Charlotte Rampling : "Cela m'amuse de dégager cette froideur"

Rencontrer Charlotte Rampling, actrice ultime, cérébrale, sans compromis, est une expérience intense. Sa seule présence, son aura faite de mystère et ses yeux bleu acier suscitent le trouble. A l'heure du thé, dans les salons feutrés de l'Hôtel Chateaubriand, la plus magnétique des stars britanniques brise la glace. Forte d'une filmographie exigeante, d'un parcours de vie choisi et d'une joyeuse répartie, elle se révèle drôle, bienveillante, provocatrice aussi. Un plaisir !

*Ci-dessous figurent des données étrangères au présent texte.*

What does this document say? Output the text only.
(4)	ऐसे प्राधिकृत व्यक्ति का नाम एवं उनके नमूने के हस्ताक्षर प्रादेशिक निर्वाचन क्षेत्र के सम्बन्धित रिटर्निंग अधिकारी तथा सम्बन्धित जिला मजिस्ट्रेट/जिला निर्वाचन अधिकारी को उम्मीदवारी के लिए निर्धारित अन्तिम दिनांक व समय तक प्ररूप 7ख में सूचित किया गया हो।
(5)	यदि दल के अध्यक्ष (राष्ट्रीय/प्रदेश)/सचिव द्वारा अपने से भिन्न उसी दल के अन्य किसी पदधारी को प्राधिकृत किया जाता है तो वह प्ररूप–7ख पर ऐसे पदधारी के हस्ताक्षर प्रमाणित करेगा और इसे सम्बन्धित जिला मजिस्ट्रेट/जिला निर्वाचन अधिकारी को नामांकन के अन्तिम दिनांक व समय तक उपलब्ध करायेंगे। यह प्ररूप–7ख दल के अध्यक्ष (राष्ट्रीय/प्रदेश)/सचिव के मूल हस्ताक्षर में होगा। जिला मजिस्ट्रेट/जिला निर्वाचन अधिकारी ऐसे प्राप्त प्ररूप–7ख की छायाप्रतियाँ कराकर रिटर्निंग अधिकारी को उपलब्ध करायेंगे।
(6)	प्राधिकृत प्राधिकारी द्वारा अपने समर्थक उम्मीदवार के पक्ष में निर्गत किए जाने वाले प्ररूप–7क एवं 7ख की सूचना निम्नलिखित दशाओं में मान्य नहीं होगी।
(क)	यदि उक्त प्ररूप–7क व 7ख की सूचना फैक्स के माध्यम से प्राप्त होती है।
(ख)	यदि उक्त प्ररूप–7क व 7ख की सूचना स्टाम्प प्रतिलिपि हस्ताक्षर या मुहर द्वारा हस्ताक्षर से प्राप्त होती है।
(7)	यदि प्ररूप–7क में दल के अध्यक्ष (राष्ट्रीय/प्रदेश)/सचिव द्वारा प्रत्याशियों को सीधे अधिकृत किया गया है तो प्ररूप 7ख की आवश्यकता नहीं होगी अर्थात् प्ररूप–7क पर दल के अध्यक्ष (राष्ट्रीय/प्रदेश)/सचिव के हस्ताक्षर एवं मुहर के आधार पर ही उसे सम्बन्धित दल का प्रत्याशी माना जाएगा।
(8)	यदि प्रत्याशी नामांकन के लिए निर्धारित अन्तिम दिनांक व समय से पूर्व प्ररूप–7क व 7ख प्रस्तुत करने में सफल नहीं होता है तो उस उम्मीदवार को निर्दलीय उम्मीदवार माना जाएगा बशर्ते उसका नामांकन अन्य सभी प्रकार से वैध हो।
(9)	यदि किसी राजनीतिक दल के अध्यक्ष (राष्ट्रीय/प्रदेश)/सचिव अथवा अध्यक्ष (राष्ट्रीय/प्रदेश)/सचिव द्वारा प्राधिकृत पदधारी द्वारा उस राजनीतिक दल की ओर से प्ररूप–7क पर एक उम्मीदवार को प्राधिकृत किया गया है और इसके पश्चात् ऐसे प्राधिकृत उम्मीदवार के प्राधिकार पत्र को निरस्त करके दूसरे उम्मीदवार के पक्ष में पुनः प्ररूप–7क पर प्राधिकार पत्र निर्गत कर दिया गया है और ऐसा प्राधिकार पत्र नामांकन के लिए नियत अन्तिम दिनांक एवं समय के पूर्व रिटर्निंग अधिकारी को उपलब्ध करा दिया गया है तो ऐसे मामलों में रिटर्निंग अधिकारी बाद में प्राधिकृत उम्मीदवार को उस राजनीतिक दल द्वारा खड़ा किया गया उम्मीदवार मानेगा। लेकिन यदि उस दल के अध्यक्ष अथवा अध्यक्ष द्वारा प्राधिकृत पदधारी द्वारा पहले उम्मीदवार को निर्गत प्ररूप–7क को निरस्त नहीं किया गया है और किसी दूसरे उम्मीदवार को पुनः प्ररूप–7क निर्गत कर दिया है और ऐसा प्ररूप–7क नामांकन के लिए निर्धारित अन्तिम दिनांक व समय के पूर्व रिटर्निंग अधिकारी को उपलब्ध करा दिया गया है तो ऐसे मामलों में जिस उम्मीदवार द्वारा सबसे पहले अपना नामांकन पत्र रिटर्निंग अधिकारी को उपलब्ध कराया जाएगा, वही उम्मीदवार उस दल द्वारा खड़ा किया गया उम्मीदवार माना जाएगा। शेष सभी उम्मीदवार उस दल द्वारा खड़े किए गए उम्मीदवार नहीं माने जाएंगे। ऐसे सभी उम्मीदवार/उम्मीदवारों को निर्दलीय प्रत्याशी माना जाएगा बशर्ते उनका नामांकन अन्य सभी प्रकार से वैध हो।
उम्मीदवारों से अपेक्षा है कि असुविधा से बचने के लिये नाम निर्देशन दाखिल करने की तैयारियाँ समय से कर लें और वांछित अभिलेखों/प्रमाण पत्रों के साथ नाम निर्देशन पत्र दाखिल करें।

Charlotte Rampling : "Cela m'amuse de dégager cette froideur"
© Jour 2 fête

Le film Hannah d'Andrea Pallaoro dresse le portrait intime d'une femme dont la vie bascule lorsqu'elle doit survivre, entre réalité et déni, à l'arrestation de son mari.

Le Journal des Femmes : C'est avec grâce et assurance que vous jouez Hannah. Pouvez-vous nous la présenter ?
Charlotte Rampling : Hannah est une femme de 70 ans que l'on voit dîner avec son mari dans leur maison, désuète, sombre et triste. Ils ne se parlent pas. Le lendemain, elle laisse son mari en prison… Pour quel méfait est-il condamné ? Quelle tragédie est à l'origine de ce silence, de cette peine ? Le combat quotidien d'Hannah va nous éclairer...

Vous êtes de tous les plans du film ; votre visage, votre posture expriment vos tourments intérieurs. Est-ce une pesanteur ou la finalité d'une comédienne d'être autant sollicitée ?
Je pense que c'est un exercice absolument fantastique d'incarner un personnage avec autant d'intensité, d'utiliser tout son être dans le jeu, dans la forme de l'expression. La caméra, au plus près du grain de peau, amène le spectateur à observer chaque détail, chaque expression, chaque mouvement. La rareté des dialogues encourage à écouter la moindre parole.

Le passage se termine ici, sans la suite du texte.